Mary, as instructed, gave the name, Jesus, to her son. In Hebrew the name, Jesus, means "God is my salvation." The most amazing thing is that we have a name through which to know God. For centuries, God's name had been forbidden, and yet, in Jesus, we know a God who want to be not forbidden, but known. A God who is not distant, but who walked with us as one of us. A God whose name means salvation.

And what does that word salvation mean? There are all sorts of connotations that come with that word. The more fundamental of our Christian denominations think it means a particular date and time when one was almost magically "saved" by repeating a certain prayer formula. That's the type of meaning which is understood when someone says to you, "Have you been saved, brother? (or sister?)"

Yet, salvation is a whole lot deeper than that. The root of the word is about healing. If you think of the first syllable from salvation, "salve", is a healing ointment. Jesus' salvation is not a magical instant event, but it is a process which continues over our life. It is recognized by a moment, like a January moment when we can look forward to a new beginning: a journey of faith which might meander along, but which brings one to greater wholeness and health. Ultimately full salvation is being brought to the wholeness of being which cannot be fully experienced on this earth. Jesus' name says that this is what God will do for us.

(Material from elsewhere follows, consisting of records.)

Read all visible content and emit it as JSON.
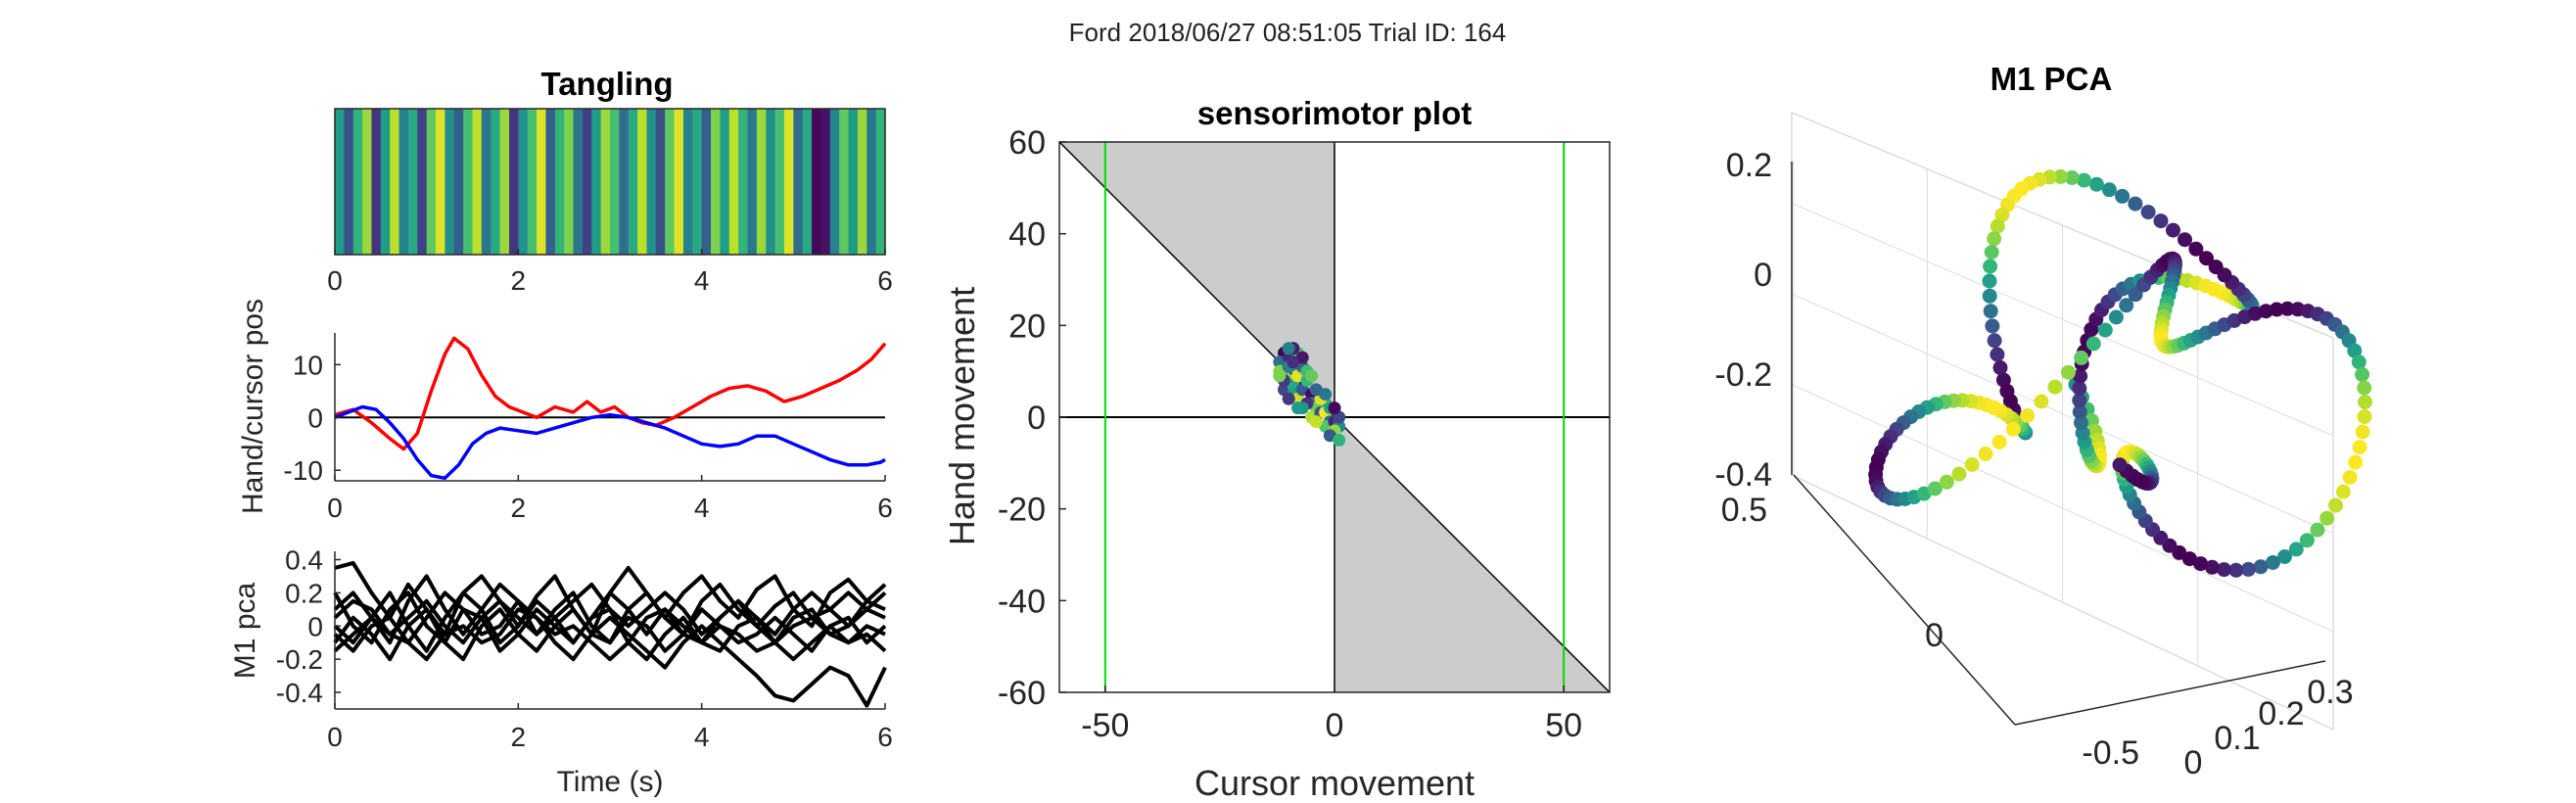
{
  "figure": {
    "suptitle": "Ford 2018/06/27 08:51:05 Trial ID: 164"
  },
  "chart_data": [
    {
      "type": "heatmap",
      "title": "Tangling",
      "x_ticks": [
        "0",
        "2",
        "4",
        "6"
      ],
      "xlim": [
        0,
        6
      ],
      "colormap": "viridis",
      "values": [
        0.55,
        0.25,
        0.65,
        0.85,
        0.15,
        0.55,
        0.9,
        0.45,
        0.6,
        0.2,
        0.75,
        0.95,
        0.5,
        0.3,
        0.7,
        0.9,
        0.4,
        0.6,
        0.85,
        0.15,
        0.5,
        0.7,
        0.95,
        0.3,
        0.65,
        0.8,
        0.4,
        0.2,
        0.55,
        0.85,
        0.7,
        0.35,
        0.6,
        0.9,
        0.5,
        0.25,
        0.75,
        0.95,
        0.45,
        0.6,
        0.3,
        0.8,
        0.55,
        0.9,
        0.65,
        0.4,
        0.85,
        0.5,
        0.7,
        0.95,
        0.35,
        0.6,
        0.02,
        0.05,
        0.45,
        0.75,
        0.55,
        0.85,
        0.4,
        0.65
      ]
    },
    {
      "type": "line",
      "ylabel": "Hand/cursor pos",
      "x_ticks": [
        "0",
        "2",
        "4",
        "6"
      ],
      "y_ticks": [
        "10",
        "0",
        "-10"
      ],
      "xlim": [
        0,
        6
      ],
      "ylim": [
        -12,
        16
      ],
      "hline": 0,
      "series": [
        {
          "color": "#ff0000",
          "x": [
            0,
            0.2,
            0.4,
            0.6,
            0.75,
            0.9,
            1.05,
            1.2,
            1.3,
            1.45,
            1.6,
            1.75,
            1.9,
            2.05,
            2.2,
            2.4,
            2.6,
            2.75,
            2.9,
            3.05,
            3.2,
            3.35,
            3.5,
            3.7,
            3.9,
            4.1,
            4.3,
            4.5,
            4.7,
            4.9,
            5.1,
            5.3,
            5.5,
            5.7,
            5.85,
            6.0
          ],
          "y": [
            0.5,
            1.5,
            -1,
            -4,
            -6,
            -3,
            5,
            12,
            15,
            13,
            8,
            4,
            2,
            1,
            0,
            2,
            1,
            3,
            1,
            2,
            0,
            -1,
            -1.5,
            0,
            2,
            4,
            5.5,
            6,
            5,
            3,
            4,
            5.5,
            7,
            9,
            11,
            14
          ]
        },
        {
          "color": "#0000ff",
          "x": [
            0,
            0.15,
            0.3,
            0.45,
            0.6,
            0.75,
            0.9,
            1.05,
            1.2,
            1.35,
            1.5,
            1.65,
            1.8,
            2.0,
            2.2,
            2.4,
            2.6,
            2.8,
            3.0,
            3.2,
            3.4,
            3.6,
            3.8,
            4.0,
            4.2,
            4.4,
            4.6,
            4.8,
            5.0,
            5.2,
            5.4,
            5.6,
            5.8,
            5.95,
            6.0
          ],
          "y": [
            0,
            1,
            2,
            1.5,
            -1,
            -4,
            -8,
            -11,
            -11.5,
            -9,
            -5,
            -3,
            -2,
            -2.5,
            -3,
            -2,
            -1,
            0,
            0.5,
            0,
            -1,
            -2,
            -3.5,
            -5,
            -5.5,
            -5,
            -3.5,
            -3.5,
            -5,
            -6.5,
            -8,
            -9,
            -9,
            -8.5,
            -8
          ]
        }
      ]
    },
    {
      "type": "line",
      "ylabel": "M1 pca",
      "xlabel": "Time (s)",
      "x_ticks": [
        "0",
        "2",
        "4",
        "6"
      ],
      "y_ticks": [
        "0.4",
        "0.2",
        "0",
        "-0.2",
        "-0.4"
      ],
      "xlim": [
        0,
        6
      ],
      "ylim": [
        -0.5,
        0.45
      ],
      "series_color": "#000000",
      "series": [
        {
          "y": [
            0.35,
            0.38,
            0.2,
            0.05,
            0.25,
            0.1,
            -0.05,
            0.2,
            0.3,
            0.15,
            0.0,
            0.18,
            0.3,
            0.1,
            -0.05,
            0.2,
            0.35,
            0.2,
            0.05,
            0.2,
            0.3,
            0.15,
            0.05,
            0.22,
            0.3,
            0.1,
            0.0,
            0.2,
            0.28,
            0.15,
            0.25
          ]
        },
        {
          "y": [
            0.1,
            0.2,
            0.05,
            -0.1,
            0.15,
            0.3,
            0.1,
            -0.05,
            0.1,
            0.25,
            0.15,
            -0.05,
            0.1,
            0.2,
            0.0,
            -0.1,
            0.1,
            0.2,
            0.05,
            -0.05,
            0.15,
            0.25,
            0.1,
            0.0,
            0.12,
            0.2,
            0.05,
            0.1,
            0.2,
            0.1,
            0.05
          ]
        },
        {
          "y": [
            0.0,
            -0.1,
            0.05,
            0.2,
            0.0,
            -0.15,
            0.05,
            0.2,
            0.1,
            -0.1,
            0.0,
            0.15,
            0.05,
            -0.1,
            0.05,
            0.2,
            0.1,
            -0.05,
            0.1,
            0.0,
            -0.1,
            0.05,
            0.15,
            0.0,
            -0.1,
            0.05,
            0.1,
            -0.05,
            0.0,
            0.15,
            0.1
          ]
        },
        {
          "y": [
            -0.1,
            0.05,
            -0.05,
            -0.2,
            0.0,
            0.1,
            -0.1,
            -0.2,
            0.0,
            0.1,
            -0.05,
            -0.15,
            0.0,
            0.1,
            -0.05,
            -0.1,
            0.05,
            0.0,
            -0.15,
            -0.05,
            0.1,
            0.0,
            -0.1,
            -0.05,
            0.05,
            -0.05,
            -0.15,
            0.0,
            0.05,
            -0.1,
            0.0
          ]
        },
        {
          "y": [
            0.2,
            0.0,
            -0.1,
            0.1,
            0.2,
            0.0,
            -0.1,
            0.1,
            0.05,
            -0.15,
            -0.05,
            0.1,
            0.0,
            -0.1,
            0.05,
            0.1,
            -0.1,
            -0.2,
            -0.05,
            0.05,
            -0.1,
            -0.15,
            0.0,
            0.05,
            -0.1,
            -0.2,
            -0.1,
            0.0,
            -0.1,
            -0.05,
            -0.15
          ]
        },
        {
          "y": [
            -0.05,
            -0.15,
            0.0,
            0.05,
            -0.1,
            -0.2,
            -0.05,
            0.0,
            -0.1,
            -0.05,
            0.1,
            0.05,
            -0.05,
            0.0,
            -0.1,
            -0.2,
            -0.1,
            0.05,
            0.1,
            -0.05,
            -0.1,
            0.0,
            -0.05,
            -0.15,
            -0.1,
            0.0,
            0.05,
            -0.05,
            -0.1,
            0.0,
            -0.05
          ]
        },
        {
          "y": [
            0.05,
            0.15,
            0.1,
            -0.05,
            -0.1,
            0.05,
            0.2,
            0.1,
            -0.05,
            0.0,
            0.15,
            0.05,
            -0.1,
            -0.2,
            -0.05,
            0.05,
            -0.05,
            -0.15,
            -0.25,
            -0.1,
            0.0,
            -0.1,
            -0.2,
            -0.3,
            -0.42,
            -0.45,
            -0.35,
            -0.25,
            -0.3,
            -0.48,
            -0.25
          ]
        },
        {
          "y": [
            -0.15,
            -0.05,
            0.05,
            -0.05,
            0.05,
            0.15,
            0.0,
            -0.1,
            0.05,
            0.15,
            0.05,
            -0.05,
            0.05,
            0.15,
            0.25,
            0.1,
            0.0,
            0.1,
            0.2,
            0.1,
            -0.05,
            0.05,
            0.15,
            0.05,
            -0.05,
            0.1,
            0.2,
            0.1,
            0.0,
            0.1,
            0.2
          ]
        }
      ]
    },
    {
      "type": "scatter",
      "title": "sensorimotor plot",
      "xlabel": "Cursor movement",
      "ylabel": "Hand movement",
      "x_ticks": [
        "-50",
        "0",
        "50"
      ],
      "y_ticks": [
        "60",
        "40",
        "20",
        "0",
        "-20",
        "-40",
        "-60"
      ],
      "xlim": [
        -60,
        60
      ],
      "ylim": [
        -60,
        60
      ],
      "shaded_regions": "gray regions between the line y = -x and the y axis",
      "vlines_green": [
        -50,
        50
      ],
      "hline": 0,
      "vline": 0,
      "points": [
        [
          -11,
          14
        ],
        [
          -12,
          12
        ],
        [
          -11,
          10
        ],
        [
          -10,
          13
        ],
        [
          -9,
          11
        ],
        [
          -10,
          8
        ],
        [
          -11,
          6
        ],
        [
          -9,
          7
        ],
        [
          -8,
          9
        ],
        [
          -7,
          11
        ],
        [
          -8,
          14
        ],
        [
          -9,
          15
        ],
        [
          -10,
          15
        ],
        [
          -12,
          10
        ],
        [
          -11,
          8
        ],
        [
          -9,
          5
        ],
        [
          -8,
          4
        ],
        [
          -7,
          6
        ],
        [
          -6,
          8
        ],
        [
          -5,
          5
        ],
        [
          -5,
          3
        ],
        [
          -4,
          2
        ],
        [
          -6,
          3
        ],
        [
          -7,
          2
        ],
        [
          -5,
          0
        ],
        [
          -3,
          1
        ],
        [
          -2,
          3
        ],
        [
          -2,
          1
        ],
        [
          -1,
          -1
        ],
        [
          -2,
          -2
        ],
        [
          0,
          -1
        ],
        [
          1,
          -2
        ],
        [
          0,
          -3
        ],
        [
          1,
          0
        ],
        [
          -1,
          2
        ],
        [
          -3,
          4
        ],
        [
          -4,
          6
        ],
        [
          -6,
          10
        ],
        [
          -7,
          13
        ],
        [
          -10,
          11
        ],
        [
          -12,
          9
        ],
        [
          -10,
          4
        ],
        [
          -8,
          2
        ],
        [
          -4,
          -1
        ],
        [
          -1,
          -4
        ],
        [
          1,
          -5
        ],
        [
          0,
          2
        ],
        [
          -2,
          5
        ],
        [
          -5,
          9
        ],
        [
          -9,
          12
        ]
      ]
    },
    {
      "type": "scatter",
      "title": "M1 PCA",
      "z_ticks": [
        "0.2",
        "0",
        "-0.2",
        "-0.4"
      ],
      "y_ticks": [
        "0.5",
        "0",
        "-0.5"
      ],
      "x_ticks": [
        "0",
        "0.1",
        "0.2",
        "0.3"
      ],
      "colormap": "viridis"
    }
  ]
}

And that leads me to our own names. Similarly to Jesus, we are named in a certain rite at our Church. At our own baptisms we are named and signed and adopted: belonging to God's own family. We become members of the body of Christ in the here and now. And whatever the name which we are given by our families, we are all given the name of Christian. We are called by our baptism to be Christ to those we meet, and also to recognize Christ in others. By living up to our name as Christian, we do the work of Christ in this world, in this time. And so our baptism is also a January moment. It is a time to look back at what we have been, and to look forward to transformed lives. We pray that the children we baptize today will live to the fullness of their name, and know themselves to belong to God and to be loved by God, for Jesus will, over the course of their lives, bring them to wholeness of being and blessing. Amen.